Ведущая на свет - стр. 7
Когда над моей головой вдруг раздается сухой раскат грома, я вздрагиваю и сбиваюсь с полета.
Непростительный просчет для ангела из Святой Стражи, вообще-то.
Потому что из-за потери концентрации одно из двух моих крыльев тут же сводит резкой судорогой, и оно вдруг исчезает. Совсем.
Не сомневайся в промысле Небес, Агата…
А я усомнилась.
И я падаю.
Вниз.
В Лимбе не умирают, второй раз не умрешь.
Несмотря на это, с землей мне встречаться больно…
2. Вкус чужой боли
Я прихожу в себя от боли. Жжет затылок, спина пылает, будто ее секли плетьми три часа кряду. Откуда я вообще знаю, как секут плетьми? Ой, да без понятия. Но сравнение подобралось вот такое.

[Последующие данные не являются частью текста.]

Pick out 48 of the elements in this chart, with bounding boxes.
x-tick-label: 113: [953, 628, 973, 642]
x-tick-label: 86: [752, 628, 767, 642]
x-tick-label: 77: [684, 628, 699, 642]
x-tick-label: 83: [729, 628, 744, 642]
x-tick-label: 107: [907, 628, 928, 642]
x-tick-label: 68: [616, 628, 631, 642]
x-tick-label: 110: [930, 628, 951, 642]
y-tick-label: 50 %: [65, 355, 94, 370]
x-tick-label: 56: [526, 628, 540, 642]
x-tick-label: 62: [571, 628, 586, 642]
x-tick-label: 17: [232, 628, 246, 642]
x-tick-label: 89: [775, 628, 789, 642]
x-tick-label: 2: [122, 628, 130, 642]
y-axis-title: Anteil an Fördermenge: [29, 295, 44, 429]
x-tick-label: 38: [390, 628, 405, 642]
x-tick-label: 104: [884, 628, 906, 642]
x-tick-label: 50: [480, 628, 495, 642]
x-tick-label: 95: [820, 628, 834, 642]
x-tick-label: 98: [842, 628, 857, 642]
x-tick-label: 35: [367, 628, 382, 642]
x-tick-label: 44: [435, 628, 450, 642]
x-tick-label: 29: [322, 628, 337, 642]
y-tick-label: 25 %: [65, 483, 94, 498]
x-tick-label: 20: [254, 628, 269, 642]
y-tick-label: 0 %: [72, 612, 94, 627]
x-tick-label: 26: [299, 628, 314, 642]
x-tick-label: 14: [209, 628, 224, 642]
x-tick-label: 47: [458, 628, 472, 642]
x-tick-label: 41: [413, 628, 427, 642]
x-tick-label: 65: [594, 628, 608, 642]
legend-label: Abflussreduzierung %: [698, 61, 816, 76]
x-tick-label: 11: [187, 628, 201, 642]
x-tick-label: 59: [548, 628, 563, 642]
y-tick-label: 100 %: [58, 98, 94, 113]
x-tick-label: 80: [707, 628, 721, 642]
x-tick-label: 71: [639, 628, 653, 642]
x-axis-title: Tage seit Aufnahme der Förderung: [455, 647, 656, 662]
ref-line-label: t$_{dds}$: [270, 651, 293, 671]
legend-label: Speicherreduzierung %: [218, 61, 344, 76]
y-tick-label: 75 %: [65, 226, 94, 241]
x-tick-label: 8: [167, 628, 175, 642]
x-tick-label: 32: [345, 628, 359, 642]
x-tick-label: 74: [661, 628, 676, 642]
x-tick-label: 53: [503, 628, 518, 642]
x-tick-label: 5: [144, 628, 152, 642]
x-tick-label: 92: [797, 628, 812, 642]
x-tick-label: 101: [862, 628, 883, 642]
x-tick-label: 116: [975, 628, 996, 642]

Я не сразу осознаю, что могу шевелиться, кажется, что эта боль меня парализует, ослабляет. Надо мной едва-едва голубое небо и слепящее, режущее глаза белое солнце.
В этом небе я летела, под этим небом не удержала внимание на тяжести крыла. Оно рассеялось, и я рухнула вниз. Паршивый из меня Страж Полей, что бы там ни говорил Джон.
Одно мое крыло – не рассеявшееся – неловко изогнулось под моей спиной. Судя по острой боли – сломано. Хотя падение смягчило. Ударься я головой, было бы хуже…
– Святоша, – тихо хрипит кто-то из-под моей спины, – я чую, что ты очнулась, слезь с меня, будь добра.
Твою же любимую мамочку, Агата! Ты на кого-то упала!
Собираю себя в кулак, отрешаюсь от боли, скатываюсь на землю.
Подо мной – крест. К таким крестам на Поле Распятых приковывают демонов.
Ой-ой. Я упала на крест, обрушила его на землю.
Будет мне сегодня выговор, будет и штраф. Мистера Пейтона хлебом не корми, дай наложить взыскание. Очень суров и придирчив этот мой начальник. Мне кажется, что ко мне особенно. Джон успокаивает меня, говорит, что по три шкуры Артур Пейтон дерет со всех своих подчиненных. А я прямо не знаю… Мне порой кажется, что где-то в прошлой жизни я наступила мистеру Пейтону если не на хвост, то на ногу – точно.
Может, это так у меня совесть нечистая чешется, потому что Артуру не за что испытывать ко мне приязнь. Работник я паршивый, в Лимбе водятся и получше. А греховный кредит у меня большой. Немногим меньше, чем у тех, кто начинает демонеть. От обращения в демона меня не так уж много отделяет. Чуть-чуть расслабься, чуть-чуть искусись – и пойдешь в обратную сторону от освобождения.
– Я ни на что не намекаю, но святая земля жжет меня не меньше креста, – слабо звучит все тот же мужской голос, – и валяться между двумя калеными наковальнями не входит в комплекс моих карательных мер. Они должны быть болезненны до грани сознательного. А я вот-вот отрублюсь.